‘Neutres dans les grandes revolutions des Etats qui les environnaient, les Suisses s’enrichirent des malheurs d’autrui et fondèrent une banque sur les calamités humaines.’ (Chateaubriand)

‘Switzerland does not exist’. (André Gorz)

From a political point of view, Switzerland represents three things: a haven for international capital, the embodiment of the petit-bourgeois spirit, and an apparent challenge to Marxist theory on the national question. Though these phenomena are swiftly conjured up by the word ‘Switzerland’, they are not seen as forming an essential unit. Yet Switzerland is all these three things precisely because it is not an ordinary nation-state: it was created, by both internal and external forces, against the nation-state at a strategic moment of history.
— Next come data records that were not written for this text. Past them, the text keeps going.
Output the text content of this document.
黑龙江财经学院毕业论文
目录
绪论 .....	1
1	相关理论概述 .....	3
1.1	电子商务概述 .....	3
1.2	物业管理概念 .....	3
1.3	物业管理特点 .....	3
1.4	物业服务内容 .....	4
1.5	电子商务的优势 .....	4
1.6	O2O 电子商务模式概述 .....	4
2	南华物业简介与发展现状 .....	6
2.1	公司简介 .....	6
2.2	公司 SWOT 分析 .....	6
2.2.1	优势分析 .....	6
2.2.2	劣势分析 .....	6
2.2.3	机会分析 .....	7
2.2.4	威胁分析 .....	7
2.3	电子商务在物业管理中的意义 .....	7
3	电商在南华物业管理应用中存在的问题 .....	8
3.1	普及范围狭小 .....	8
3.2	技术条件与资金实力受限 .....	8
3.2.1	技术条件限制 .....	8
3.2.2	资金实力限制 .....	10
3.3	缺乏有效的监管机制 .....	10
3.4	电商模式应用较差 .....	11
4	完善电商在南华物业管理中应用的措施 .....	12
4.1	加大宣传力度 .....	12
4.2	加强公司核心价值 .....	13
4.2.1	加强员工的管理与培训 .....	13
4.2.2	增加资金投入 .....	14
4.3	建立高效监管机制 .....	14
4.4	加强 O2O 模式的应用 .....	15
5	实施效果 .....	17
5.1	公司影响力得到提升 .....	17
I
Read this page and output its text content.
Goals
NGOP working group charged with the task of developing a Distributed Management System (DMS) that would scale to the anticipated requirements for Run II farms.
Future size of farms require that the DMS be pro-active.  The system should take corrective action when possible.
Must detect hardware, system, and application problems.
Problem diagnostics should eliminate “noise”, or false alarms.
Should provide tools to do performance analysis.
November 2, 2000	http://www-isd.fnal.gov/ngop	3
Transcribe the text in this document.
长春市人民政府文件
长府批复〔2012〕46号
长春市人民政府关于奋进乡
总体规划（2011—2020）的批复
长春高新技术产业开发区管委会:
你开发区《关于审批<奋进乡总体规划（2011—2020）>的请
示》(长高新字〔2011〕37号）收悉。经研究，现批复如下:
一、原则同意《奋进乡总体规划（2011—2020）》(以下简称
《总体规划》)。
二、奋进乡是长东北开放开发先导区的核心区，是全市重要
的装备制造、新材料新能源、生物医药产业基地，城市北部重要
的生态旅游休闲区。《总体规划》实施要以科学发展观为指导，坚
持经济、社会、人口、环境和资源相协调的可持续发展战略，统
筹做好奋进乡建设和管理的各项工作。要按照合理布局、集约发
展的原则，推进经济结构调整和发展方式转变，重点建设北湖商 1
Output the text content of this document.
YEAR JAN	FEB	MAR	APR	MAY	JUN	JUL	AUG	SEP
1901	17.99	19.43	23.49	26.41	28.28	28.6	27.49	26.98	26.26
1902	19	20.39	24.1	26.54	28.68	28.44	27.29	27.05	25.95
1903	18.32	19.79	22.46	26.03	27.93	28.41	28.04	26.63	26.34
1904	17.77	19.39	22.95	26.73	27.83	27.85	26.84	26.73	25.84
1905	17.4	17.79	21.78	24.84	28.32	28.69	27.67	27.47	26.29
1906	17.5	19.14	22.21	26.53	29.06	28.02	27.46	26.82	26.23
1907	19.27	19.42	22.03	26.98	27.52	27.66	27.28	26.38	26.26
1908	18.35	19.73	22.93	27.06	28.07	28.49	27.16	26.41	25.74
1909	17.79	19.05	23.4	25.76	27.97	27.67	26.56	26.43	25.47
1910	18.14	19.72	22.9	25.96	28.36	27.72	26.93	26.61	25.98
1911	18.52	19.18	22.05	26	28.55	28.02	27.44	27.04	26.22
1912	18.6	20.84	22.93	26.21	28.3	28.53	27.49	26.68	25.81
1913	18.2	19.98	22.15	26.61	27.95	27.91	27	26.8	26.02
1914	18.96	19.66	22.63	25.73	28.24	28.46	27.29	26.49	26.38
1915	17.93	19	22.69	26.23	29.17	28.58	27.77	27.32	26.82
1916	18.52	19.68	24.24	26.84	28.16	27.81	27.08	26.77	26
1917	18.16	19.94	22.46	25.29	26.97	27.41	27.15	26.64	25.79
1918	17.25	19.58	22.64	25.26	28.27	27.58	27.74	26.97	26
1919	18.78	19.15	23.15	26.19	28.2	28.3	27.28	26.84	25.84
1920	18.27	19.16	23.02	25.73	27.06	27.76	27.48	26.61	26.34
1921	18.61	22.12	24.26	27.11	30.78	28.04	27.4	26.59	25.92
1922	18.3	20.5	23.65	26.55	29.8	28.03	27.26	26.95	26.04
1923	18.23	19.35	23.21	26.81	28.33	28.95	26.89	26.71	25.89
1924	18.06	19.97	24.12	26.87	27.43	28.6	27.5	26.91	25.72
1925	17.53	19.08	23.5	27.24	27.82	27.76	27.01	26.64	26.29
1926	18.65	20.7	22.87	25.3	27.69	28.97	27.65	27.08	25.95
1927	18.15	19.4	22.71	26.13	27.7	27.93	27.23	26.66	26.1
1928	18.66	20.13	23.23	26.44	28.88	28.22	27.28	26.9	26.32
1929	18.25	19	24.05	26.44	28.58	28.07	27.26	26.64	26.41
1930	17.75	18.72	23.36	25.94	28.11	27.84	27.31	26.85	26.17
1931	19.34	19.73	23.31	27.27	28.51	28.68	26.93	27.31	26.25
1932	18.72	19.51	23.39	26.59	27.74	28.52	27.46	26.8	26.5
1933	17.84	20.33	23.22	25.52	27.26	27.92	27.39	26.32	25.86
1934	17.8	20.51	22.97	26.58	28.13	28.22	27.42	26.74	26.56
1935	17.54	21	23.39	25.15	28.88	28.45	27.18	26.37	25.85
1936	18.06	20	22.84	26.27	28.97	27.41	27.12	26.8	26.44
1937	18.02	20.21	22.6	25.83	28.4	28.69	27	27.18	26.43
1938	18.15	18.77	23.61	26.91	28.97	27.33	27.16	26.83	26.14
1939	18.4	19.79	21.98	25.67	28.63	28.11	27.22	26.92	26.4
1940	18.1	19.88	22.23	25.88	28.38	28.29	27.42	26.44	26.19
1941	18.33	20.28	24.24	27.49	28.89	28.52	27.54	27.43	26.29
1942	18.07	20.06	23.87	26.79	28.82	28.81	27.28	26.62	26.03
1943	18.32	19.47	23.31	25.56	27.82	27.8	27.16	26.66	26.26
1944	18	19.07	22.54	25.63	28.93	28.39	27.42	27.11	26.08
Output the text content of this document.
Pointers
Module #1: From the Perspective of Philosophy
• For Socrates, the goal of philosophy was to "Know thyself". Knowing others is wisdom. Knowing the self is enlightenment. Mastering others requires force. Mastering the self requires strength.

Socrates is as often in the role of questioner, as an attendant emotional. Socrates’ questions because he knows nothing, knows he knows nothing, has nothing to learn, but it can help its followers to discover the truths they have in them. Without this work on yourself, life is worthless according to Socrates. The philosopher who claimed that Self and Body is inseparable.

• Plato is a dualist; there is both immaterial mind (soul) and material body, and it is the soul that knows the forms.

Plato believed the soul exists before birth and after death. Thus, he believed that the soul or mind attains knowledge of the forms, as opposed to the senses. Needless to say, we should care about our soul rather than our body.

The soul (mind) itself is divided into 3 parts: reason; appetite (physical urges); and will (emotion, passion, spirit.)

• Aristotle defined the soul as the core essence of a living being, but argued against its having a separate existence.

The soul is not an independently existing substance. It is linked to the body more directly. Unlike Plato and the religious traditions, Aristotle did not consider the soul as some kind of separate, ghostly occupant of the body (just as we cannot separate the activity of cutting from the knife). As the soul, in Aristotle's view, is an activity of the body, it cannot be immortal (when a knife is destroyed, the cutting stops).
Switzerland is a unique construct—an international mercenary state, first of feudal militarism, and now of world capital.

If Engels was correct (Der Schweizer Bürgerkrieg, 1847)—though this position is disputed by Grimmfootnote1—the Swiss displayed their profoundly reactionary propensities as early as the 13th century when they performed the extraordinary feat of breaking away from Austria at the one and only time in history when Austria was a relatively progressive state. Switzerland’s mercenary role in the feudal ages is even today evidenced by the fossil Swiss Guard of the Vatican—the only such surviving relic in Europe.